2019-12-21 6:22 AM
Installing STM32CubeMx on OpenSuse Tumbleweed using
/st-stm32cubeide_1.1.0_4551_20191014_1140_amd64.rpm_bundle.s
is missing libusbx
sudo ./st-stm32cubeide_1.1.0_4551_20191014_1140_amd64.rpm_bundle.sh
[sudo] Passwort für root:
Creating directory st-stm32cubeide_1.1.0_4551_20191014_1140_amd64.rpm_bundle.sh.root
Verifying archive integrity... All good.
Uncompressing STM32CubeIDE installer 100%
Verifying... ################################# [100%]
Preparing... ################################# [100%]
package segger-jlink-udev-rules-6.44c-4.noarch is already installed
error: Failed dependencies:
libusbx >= 1.0 is needed by st-stlink-server-1.2.0-3.amd64
Verifying... ################################# [100%]
Preparing... ################################# [100%]

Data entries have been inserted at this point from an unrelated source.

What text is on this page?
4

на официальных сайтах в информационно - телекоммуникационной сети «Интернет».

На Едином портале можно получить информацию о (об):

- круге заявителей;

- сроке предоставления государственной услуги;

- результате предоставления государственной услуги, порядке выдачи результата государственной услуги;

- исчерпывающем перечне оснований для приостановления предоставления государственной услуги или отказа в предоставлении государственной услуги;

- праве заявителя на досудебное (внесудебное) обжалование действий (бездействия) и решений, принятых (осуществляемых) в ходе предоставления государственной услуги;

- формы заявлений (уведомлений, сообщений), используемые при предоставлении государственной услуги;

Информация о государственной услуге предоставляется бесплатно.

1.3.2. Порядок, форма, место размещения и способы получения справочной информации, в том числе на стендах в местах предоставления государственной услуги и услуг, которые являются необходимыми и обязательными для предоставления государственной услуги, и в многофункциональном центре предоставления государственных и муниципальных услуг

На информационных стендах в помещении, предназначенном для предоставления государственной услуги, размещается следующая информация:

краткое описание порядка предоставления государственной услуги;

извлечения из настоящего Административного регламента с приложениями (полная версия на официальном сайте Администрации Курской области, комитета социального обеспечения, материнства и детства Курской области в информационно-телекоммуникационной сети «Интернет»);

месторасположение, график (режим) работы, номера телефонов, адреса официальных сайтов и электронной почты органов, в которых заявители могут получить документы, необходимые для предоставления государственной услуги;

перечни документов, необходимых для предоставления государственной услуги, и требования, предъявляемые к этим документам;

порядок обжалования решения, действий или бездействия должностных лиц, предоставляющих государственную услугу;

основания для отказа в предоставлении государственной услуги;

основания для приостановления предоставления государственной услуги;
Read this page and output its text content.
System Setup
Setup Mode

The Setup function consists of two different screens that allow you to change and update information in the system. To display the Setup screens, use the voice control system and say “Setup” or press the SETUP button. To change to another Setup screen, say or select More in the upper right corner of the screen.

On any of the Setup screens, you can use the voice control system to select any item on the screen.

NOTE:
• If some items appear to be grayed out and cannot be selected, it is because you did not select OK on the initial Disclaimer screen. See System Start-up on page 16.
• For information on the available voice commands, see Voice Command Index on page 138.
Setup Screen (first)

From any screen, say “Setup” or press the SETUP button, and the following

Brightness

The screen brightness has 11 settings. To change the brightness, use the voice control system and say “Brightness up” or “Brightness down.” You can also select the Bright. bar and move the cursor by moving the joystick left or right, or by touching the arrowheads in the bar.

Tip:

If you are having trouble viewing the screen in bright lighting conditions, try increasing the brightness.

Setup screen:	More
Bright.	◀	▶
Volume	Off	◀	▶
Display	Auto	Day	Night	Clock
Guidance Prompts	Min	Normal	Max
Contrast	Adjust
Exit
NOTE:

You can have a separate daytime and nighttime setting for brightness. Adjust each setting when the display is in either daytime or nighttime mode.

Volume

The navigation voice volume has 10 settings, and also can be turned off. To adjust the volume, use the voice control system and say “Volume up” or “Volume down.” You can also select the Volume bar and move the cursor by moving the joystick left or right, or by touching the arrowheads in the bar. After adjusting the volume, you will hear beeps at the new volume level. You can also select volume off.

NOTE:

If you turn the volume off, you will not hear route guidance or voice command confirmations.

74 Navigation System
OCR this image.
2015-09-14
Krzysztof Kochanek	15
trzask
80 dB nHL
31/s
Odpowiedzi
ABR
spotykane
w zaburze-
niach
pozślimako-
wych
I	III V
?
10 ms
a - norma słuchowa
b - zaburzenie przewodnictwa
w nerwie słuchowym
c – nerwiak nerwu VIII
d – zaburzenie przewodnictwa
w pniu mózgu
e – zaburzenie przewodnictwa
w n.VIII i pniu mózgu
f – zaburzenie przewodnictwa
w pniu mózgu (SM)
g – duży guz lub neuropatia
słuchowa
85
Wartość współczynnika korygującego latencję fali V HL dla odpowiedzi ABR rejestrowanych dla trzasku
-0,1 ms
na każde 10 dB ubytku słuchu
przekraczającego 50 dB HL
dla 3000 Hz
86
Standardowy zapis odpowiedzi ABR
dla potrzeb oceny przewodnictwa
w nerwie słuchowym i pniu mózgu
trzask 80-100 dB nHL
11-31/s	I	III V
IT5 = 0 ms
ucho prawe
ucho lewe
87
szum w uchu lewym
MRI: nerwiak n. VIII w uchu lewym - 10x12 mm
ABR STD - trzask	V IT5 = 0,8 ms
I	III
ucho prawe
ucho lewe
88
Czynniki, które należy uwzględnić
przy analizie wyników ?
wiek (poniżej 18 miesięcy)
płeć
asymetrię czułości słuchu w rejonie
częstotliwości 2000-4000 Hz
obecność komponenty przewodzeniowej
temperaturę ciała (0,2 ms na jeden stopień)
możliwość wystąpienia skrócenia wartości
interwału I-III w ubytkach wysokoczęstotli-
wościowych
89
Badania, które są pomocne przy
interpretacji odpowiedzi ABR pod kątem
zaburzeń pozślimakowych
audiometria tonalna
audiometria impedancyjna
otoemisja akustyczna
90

package st-stlink-udev-rules-1.0.2-2.noarch is already installed
error: Failed dependencies:
st-stlink-server is needed by st-stm32cubeide_1.1.0-1.1.0-4551_20191014_1140.x86_64libusbx is not available for OpenSuse. On https://sourceforge.net/projects/libusbx/
SourceForge: libusbx is OBSOLETE and has been superseded by http://libusb.info
What can I do?
2023-02-02 2:48 AM
So I got it to install. I used the generic installer, opened with Sudo and allowed it to ignore the dependencies. At the licence pressing q then y works.
I have attempted one hello world but it doesn't seem to compile so I'll fight for another few days or just spin up win-doze on a VM
2023-02-02 4:01 AM
This is the situation with Linux. Linux is free. CubeIDE is free too. Your time and effort has price. You decide whether it's worth it.
2023-02-02 5:13 AM
:smiling_face_with_smiling_eyes:
2023-02-02 9:45 AM
rpm package asks for yum to install
License accepted.
error: Failed dependencies:
libusbx >= 1.0 is needed by st-stlink-server-2.1.0-1.x86_64
Verifying... ################################# [100%]
Preparing... ################################# [100%]
package st-stlink-udev-rules-1.0.3-2.x86_64 is already installed
./setup.sh: Zeile 21: yum: Kommando nicht gefunden.
./setup.sh: Zeile 21: yum: Kommando nicht gefunden.still the libusbx dependenci
2023-02-02 9:56 AM
st-stm32cubeide_1.11.2_14494_20230119_0724.unsigned_amd64.sh
installs the software and starts correct.
May be libusb is missing later when trying to connect to segger
2023-02-02 10:40 AM
Windows and MacOS are free too Pavel so I'm not sure you understand the ecosystem very well. Thank you for your helpful comment though.
2025-01-22 9:11 PM
I have been able to resolve this problem by installing the libusbx manually.
First, navigate to https://centos.pkgs.org/9-stream/centos-baseos-x86_64/libusbx-1.0.24-4.el9.x86_64.rpm.html
Then get the rpm file from one of the URLs in the Download section, for example:
wget https://mirror.stream.centos.org/9-stream/BaseOS/x86_64/os/Packages/libusbx-1.0.24-4.el9.x86_64.rpm
Install the rpm file, then rerun the installation script.
If you were having a problem with libncurses.so.5, make sure to install the 32-bit version of the library:
sudo zypper install libncurses5-32bit
2025-01-23 2:04 AM
Another option is to unpack the resulting files during installation, simply drop the libusbx requirements, repack and install the changed file.
I think I have made some notes when doing so last time, but at the moment I do not find these notes.
It's a pity that nobody at ST cares for this silly problem for years!
2026-01-08 4:49 AM
Today it's 9th. January 2026 it still produce the same error!
Why nobody from ST tries to solve the error?
They want to force us to use windows ideally with ms office m365?
2026-01-08 5:35 AM
I have no such problems on a Debian-based system (Mint), which has a dpkg / apt based package management system instead of RPM.
While ST appears huge, the size of the software department and it's resources is surely not, and thus they focus effort on the most commonly used systems first.
This is pure economics, at least we get a Linux version at all - in contrast to some other vendors.
And, quoting economics, one must always relate quality (and expected quality) to price.
I can't remember to have seen any RPM-based system (SuSe, Fedora) amongst the distribution it was tested on, although I might be wrong here.